It’s A Book!

Looking for a book trailer to get you in just the right mood for the weekend?  Well, this one had me grinning from ear to ear:

Looking forward to reading this one in paper in August!

Thanks to pbjunkies for the link!

A Book about Color

A Book about Color: A Clear and Simple Guide for Young Artists by Mark Gonyea

This book approaches color as a street with houses.  The houses for the primary colors are bigger than those for the secondary colors, setting them apart.  The book then goes on to talk about the meaning of colors and how one color can mean different things.  Warm and cool colors are discussed along with the way they appear in a picture.  Complementary colors are explained by lining the houses up on opposite sides of the street, the houses next to each other are analogous colors.  The book finishes with saturation of colors, and white and black.  Visually interesting and using a great analogy for learning about colors, this book is a treat.
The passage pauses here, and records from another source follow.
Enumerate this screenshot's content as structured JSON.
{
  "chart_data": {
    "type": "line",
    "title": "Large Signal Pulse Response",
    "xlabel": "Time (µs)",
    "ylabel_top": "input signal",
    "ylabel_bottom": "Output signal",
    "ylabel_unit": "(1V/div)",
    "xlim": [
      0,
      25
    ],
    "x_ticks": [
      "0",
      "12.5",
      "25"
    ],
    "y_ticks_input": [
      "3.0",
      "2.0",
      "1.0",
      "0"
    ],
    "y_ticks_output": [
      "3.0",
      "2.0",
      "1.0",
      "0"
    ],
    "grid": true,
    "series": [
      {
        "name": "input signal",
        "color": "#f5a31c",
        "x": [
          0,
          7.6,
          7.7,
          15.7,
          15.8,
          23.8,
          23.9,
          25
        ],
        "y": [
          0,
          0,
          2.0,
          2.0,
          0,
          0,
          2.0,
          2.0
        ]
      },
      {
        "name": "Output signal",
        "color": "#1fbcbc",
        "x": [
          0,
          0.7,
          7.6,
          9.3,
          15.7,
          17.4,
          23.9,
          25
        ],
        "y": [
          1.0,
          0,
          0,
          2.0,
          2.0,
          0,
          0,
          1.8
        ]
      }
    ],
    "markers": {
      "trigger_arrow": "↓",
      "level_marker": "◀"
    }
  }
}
Gonyea has created a book that really demonstrates aspects of color.  His use of a street and house analogy works very well, keeping the primary houses large throughout the book, using the same street design to show complementary and analogous colors.  His use of strong graphical images and clean design make this a book that children and adults will enjoy using.  It goes well beyond a book for toddlers about color, making it a welcome choice for young artists.
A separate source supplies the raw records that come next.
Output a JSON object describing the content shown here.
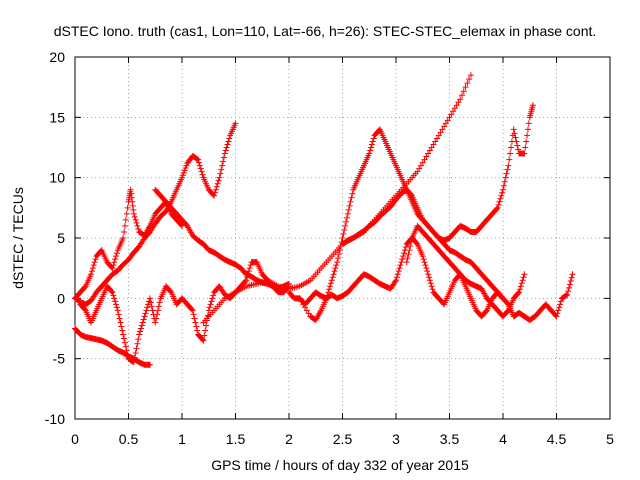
{
  "chart_data": {
    "type": "scatter",
    "title": "dSTEC Iono. truth (cas1, Lon=110, Lat=-66, h=26): STEC-STEC_elemax in phase cont.",
    "xlabel": "GPS time / hours of day 332 of year 2015",
    "ylabel": "dSTEC  / TECUs",
    "xlim": [
      0,
      5
    ],
    "ylim": [
      -10,
      20
    ],
    "xticks": [
      0,
      0.5,
      1,
      1.5,
      2,
      2.5,
      3,
      3.5,
      4,
      4.5,
      5
    ],
    "yticks": [
      -10,
      -5,
      0,
      5,
      10,
      15,
      20
    ],
    "xtick_labels": [
      "0",
      "0.5",
      "1",
      "1.5",
      "2",
      "2.5",
      "3",
      "3.5",
      "4",
      "4.5",
      "5"
    ],
    "ytick_labels": [
      "-10",
      "-5",
      "0",
      "5",
      "10",
      "15",
      "20"
    ],
    "grid": true,
    "marker": "plus",
    "series_color": "#ff0000",
    "series": [
      {
        "x": [
          0,
          0.05,
          0.1,
          0.15,
          0.2,
          0.25,
          0.3,
          0.35,
          0.4,
          0.45,
          0.5,
          0.52,
          0.55,
          0.6,
          0.65,
          0.7,
          0.75,
          0.8,
          0.85,
          0.9,
          0.95,
          1.0
        ],
        "y": [
          0,
          0.5,
          1,
          2,
          3.5,
          4,
          3,
          2.5,
          4,
          5,
          8,
          9,
          7,
          5.5,
          5.2,
          6,
          7,
          7.5,
          8,
          7,
          6.5,
          6
        ]
      },
      {
        "x": [
          0,
          0.05,
          0.1,
          0.15,
          0.2,
          0.25,
          0.3,
          0.35,
          0.4,
          0.45,
          0.5,
          0.55,
          0.6,
          0.65,
          0.7,
          0.75,
          0.8,
          0.85,
          0.9,
          0.95,
          1.0,
          1.05,
          1.1,
          1.15,
          1.2,
          1.25,
          1.3,
          1.35,
          1.4,
          1.45,
          1.5
        ],
        "y": [
          0,
          -0.3,
          -0.5,
          -0.2,
          0.5,
          1,
          1.5,
          2,
          2.3,
          2.8,
          3.2,
          3.8,
          4.3,
          5,
          5.5,
          6.2,
          6.8,
          7.2,
          8,
          9,
          10,
          11.2,
          11.8,
          11.5,
          10,
          9,
          8.5,
          10,
          12,
          13.5,
          14.5
        ]
      },
      {
        "x": [
          0,
          0.05,
          0.1,
          0.15,
          0.2,
          0.25,
          0.3,
          0.35,
          0.4,
          0.45,
          0.5,
          0.55,
          0.6,
          0.65,
          0.7
        ],
        "y": [
          -2.5,
          -3,
          -3.2,
          -3.3,
          -3.4,
          -3.5,
          -3.7,
          -4,
          -4.3,
          -4.5,
          -4.8,
          -5,
          -5.3,
          -5.5,
          -5.5
        ]
      },
      {
        "x": [
          0.05,
          0.1,
          0.15,
          0.2,
          0.25,
          0.3,
          0.35,
          0.4,
          0.45,
          0.5,
          0.55,
          0.6,
          0.65,
          0.7,
          0.75,
          0.8,
          0.85,
          0.9,
          0.95,
          1.0
        ],
        "y": [
          -0.5,
          -1,
          -2,
          -1,
          0,
          1,
          0.5,
          -1,
          -3,
          -5,
          -5.3,
          -3,
          -1.5,
          0,
          -2,
          0,
          1,
          0.5,
          -0.5,
          0
        ]
      },
      {
        "x": [
          0.75,
          0.8,
          0.85,
          0.9,
          0.95,
          1.0,
          1.05,
          1.1,
          1.15,
          1.2,
          1.25,
          1.3,
          1.35,
          1.4,
          1.45,
          1.5,
          1.55,
          1.6,
          1.65,
          1.7,
          1.75,
          1.8,
          1.85,
          1.9,
          1.95,
          2.0
        ],
        "y": [
          9,
          8.5,
          8,
          7.5,
          7,
          6.5,
          6,
          5.2,
          4.8,
          4.5,
          4,
          3.8,
          3.5,
          3.2,
          3,
          2.8,
          2.5,
          2,
          1.8,
          1.5,
          1.3,
          1.2,
          1,
          0.8,
          1,
          1.2
        ]
      },
      {
        "x": [
          1.0,
          1.05,
          1.1,
          1.15,
          1.2,
          1.25,
          1.3,
          1.35,
          1.4,
          1.45,
          1.5,
          1.55,
          1.6,
          1.65,
          1.7,
          1.75,
          1.8,
          1.85,
          1.9,
          1.95,
          2.0
        ],
        "y": [
          0,
          -0.5,
          -1,
          -3,
          -3.5,
          -1,
          0.5,
          1,
          0.3,
          0,
          0.5,
          1,
          1.5,
          3,
          3,
          2,
          1.5,
          1,
          0.5,
          0.5,
          1
        ]
      },
      {
        "x": [
          1.2,
          1.3,
          1.4,
          1.5,
          1.6,
          1.7,
          1.8,
          1.9,
          2.0,
          2.1,
          2.2,
          2.3,
          2.4,
          2.5,
          2.6,
          2.7,
          2.8,
          2.9,
          3.0,
          3.1,
          3.2,
          3.3,
          3.4,
          3.5,
          3.6,
          3.7
        ],
        "y": [
          -2,
          -1,
          0,
          0.5,
          1,
          1.2,
          1.5,
          1,
          0.8,
          1,
          1.5,
          2.5,
          3.5,
          4.5,
          5,
          5.5,
          6.5,
          7.5,
          8.5,
          9.5,
          10.5,
          12,
          13.5,
          15,
          16.5,
          18.5
        ]
      },
      {
        "x": [
          2.1,
          2.2,
          2.25,
          2.3,
          2.35,
          2.4,
          2.45,
          2.5,
          2.55,
          2.6,
          2.65,
          2.7,
          2.75,
          2.8,
          2.85,
          2.9,
          2.95,
          3.0,
          3.05,
          3.1,
          3.15,
          3.2,
          3.25,
          3.3,
          3.35,
          3.4,
          3.45,
          3.5,
          3.55,
          3.6,
          3.65,
          3.7,
          3.75,
          3.8,
          3.85,
          3.9,
          3.95,
          4.0
        ],
        "y": [
          0,
          -1.5,
          -1.8,
          -1,
          0,
          1.5,
          3,
          5,
          7,
          9,
          10,
          11,
          12,
          13.5,
          14,
          13,
          12,
          11,
          10,
          9,
          8,
          7,
          6.5,
          6,
          5.5,
          5,
          4.5,
          4,
          3.8,
          3.5,
          3.2,
          3,
          2.5,
          2,
          1.5,
          1,
          0.5,
          0
        ]
      },
      {
        "x": [
          2.5,
          2.55,
          2.6,
          2.65,
          2.7,
          2.75,
          2.8,
          2.85,
          2.9,
          2.95,
          3.0,
          3.05,
          3.1,
          3.15,
          3.2,
          3.25,
          3.3,
          3.35,
          3.4,
          3.45,
          3.5,
          3.55,
          3.6,
          3.65,
          3.7,
          3.75,
          3.8,
          3.85,
          3.9,
          3.95,
          4.0,
          4.05,
          4.1,
          4.15,
          4.2,
          4.25,
          4.28
        ],
        "y": [
          4.5,
          4.8,
          5,
          5.3,
          5.6,
          6,
          6.3,
          6.8,
          7.2,
          7.6,
          8.2,
          8.7,
          9,
          8.5,
          7.5,
          6.5,
          6,
          5.5,
          5,
          4.8,
          5,
          5.5,
          6,
          5.8,
          5.5,
          5.5,
          6,
          6.5,
          7,
          7.5,
          9,
          11,
          14,
          12,
          12,
          15,
          16
        ]
      },
      {
        "x": [
          2.0,
          2.05,
          2.1,
          2.15,
          2.2,
          2.25,
          2.3,
          2.35,
          2.4,
          2.45,
          2.5,
          2.55,
          2.6,
          2.65,
          2.7,
          2.75,
          2.8,
          2.85,
          2.9,
          2.95,
          3.0,
          3.05,
          3.1,
          3.15,
          3.2,
          3.25,
          3.3,
          3.35,
          3.4,
          3.45,
          3.5,
          3.55,
          3.6,
          3.65,
          3.7,
          3.75,
          3.8,
          3.85,
          3.9,
          3.95,
          4.0,
          4.05,
          4.1,
          4.15,
          4.2,
          4.25,
          4.3,
          4.35,
          4.4,
          4.45,
          4.5,
          4.55,
          4.6,
          4.65
        ],
        "y": [
          0.5,
          0,
          0,
          -0.5,
          0,
          0.5,
          0.2,
          0,
          0.3,
          0,
          0.2,
          0.5,
          1,
          1.5,
          2,
          1.8,
          1.5,
          1.2,
          1,
          0.8,
          1.5,
          3,
          4.5,
          5,
          4.5,
          3.5,
          2,
          0.5,
          0,
          -0.5,
          0.5,
          1.5,
          2,
          1,
          0,
          -1,
          -1.5,
          -1,
          0,
          0.5,
          0,
          -0.5,
          -1.5,
          -1.2,
          -1.5,
          -1.8,
          -1.5,
          -1,
          -0.5,
          -1,
          -1.5,
          0,
          0.3,
          2
        ]
      },
      {
        "x": [
          3.1,
          3.15,
          3.2,
          3.25,
          3.3,
          3.35,
          3.4,
          3.45,
          3.5,
          3.55,
          3.6,
          3.65,
          3.7,
          3.75,
          3.8,
          3.85,
          3.9,
          3.95,
          4.0,
          4.05,
          4.1,
          4.15,
          4.2
        ],
        "y": [
          3,
          5,
          6,
          5.5,
          5,
          4.5,
          4,
          3.5,
          3,
          2.5,
          2,
          1.5,
          1.2,
          1,
          0.8,
          0,
          -0.5,
          -1,
          -1.5,
          -1,
          0,
          0.5,
          2
        ]
      }
    ]
  }
}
Recommended for art rooms and library collections, this book is best in the hands of artists or those learning about art.  A strong nonfiction book appropriate for ages 5-9.

Reviewed from copy received from Henry Holt.

Ladybug Girl at the Beach

Ladybug Girl at the Beach by David Soman and Jacky Davis

The latest Ladybug Girl book explores what courage means.  Ladybug Girl and her family head to the beach in the book, and it’s Lulu’s first time on a beach.  She is sure she is going to love it.  But when she sees the huge waves and hears the roar of the surf, she is afraid to get into the water.  Lulu and her dog Bingo spend a lot of time avoiding the water.  They build a sandcastle, fly a kite, go for ice cream, and plays on the shore.  It isn’t until the emergency of her bucket floating away gets her into the water that she realizes that she was right!  She does love the beach!  And even better, she’s not afraid any more.
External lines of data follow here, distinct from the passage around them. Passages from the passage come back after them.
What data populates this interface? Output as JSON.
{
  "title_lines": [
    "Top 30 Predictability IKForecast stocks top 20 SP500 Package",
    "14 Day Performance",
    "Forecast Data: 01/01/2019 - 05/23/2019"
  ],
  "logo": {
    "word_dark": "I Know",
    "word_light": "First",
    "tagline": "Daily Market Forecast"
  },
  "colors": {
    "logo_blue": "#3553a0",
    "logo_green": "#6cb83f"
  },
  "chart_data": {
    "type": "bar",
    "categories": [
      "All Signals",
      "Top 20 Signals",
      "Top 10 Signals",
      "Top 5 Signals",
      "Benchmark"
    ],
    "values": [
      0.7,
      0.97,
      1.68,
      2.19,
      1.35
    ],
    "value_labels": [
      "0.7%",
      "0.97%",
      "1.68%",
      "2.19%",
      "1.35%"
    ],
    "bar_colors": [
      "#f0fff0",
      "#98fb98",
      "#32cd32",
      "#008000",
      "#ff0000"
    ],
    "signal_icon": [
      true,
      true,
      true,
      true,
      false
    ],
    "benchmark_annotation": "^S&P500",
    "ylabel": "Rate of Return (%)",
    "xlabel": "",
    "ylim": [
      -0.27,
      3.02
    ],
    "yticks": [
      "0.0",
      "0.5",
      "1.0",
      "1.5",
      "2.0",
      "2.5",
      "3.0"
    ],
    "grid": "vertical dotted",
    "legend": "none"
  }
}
Soman and Davis have once again captured the emotions of childhood with humor and honesty.  Lulu continues to be true to the character she was in the first Ladybug Girl book, still wearing her antennae and her wings.  It’s great to see a character who is so self-assured be scared and overcome it.  Soman’s art is wonderful.  He uses lines to capture emotions with such skill.  Even background characters have great body language and facial expressions.  His use of large washes of color for the beach, sea and sky add to the summery, sunshine, sand feel of the title.

Recommended for any library where Ladybug Girl is popular, this book stands just fine on its own and will have new families and children asking for the other titles.  A perfect summer beach read for ages 4-6.

Reviewed from copy received from Dial Books.